In the last post, I illustrated with a bar plot that more than one variable has 287 missing values including this leave
variable. Looking at the list of questions we could infer a logic that respondents who indicated they were self-employeed (variable self
) in the first question were not asked this question.

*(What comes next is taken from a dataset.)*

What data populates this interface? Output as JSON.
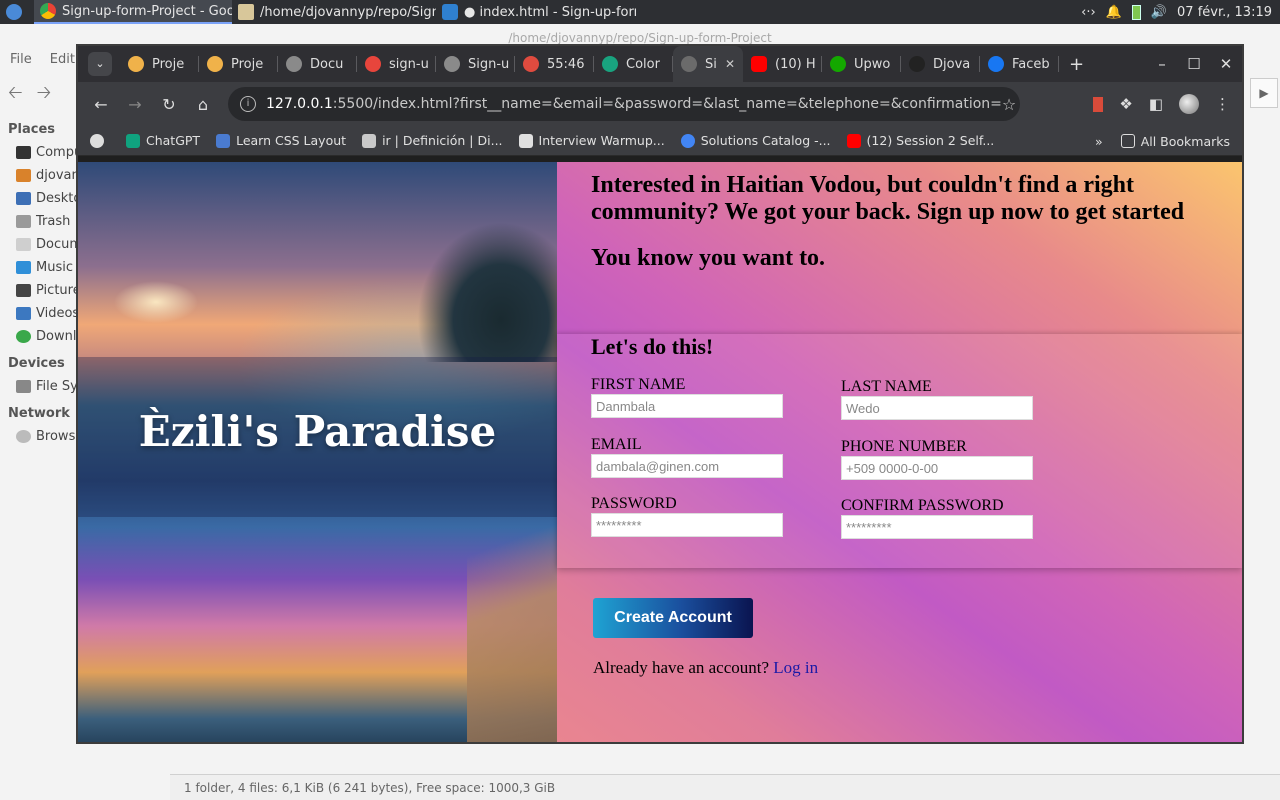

In other words, we could distinguish between intentional skips (I don’t know) and programming skips (e.g. if Q1=2, skip to Q3).
df['self'].value_counts()
0 1146
1 287
Name: self, dtype: int64
How to proceed?
We could code the programming skips to -1
so when looking at the frequencies of certain variables we know these number of respondents were not eligible for the questions. For some other analyses, we could just ignore this difference by using self
to subset data (e.g. self=0 corresponds to sum(leave) = 1146).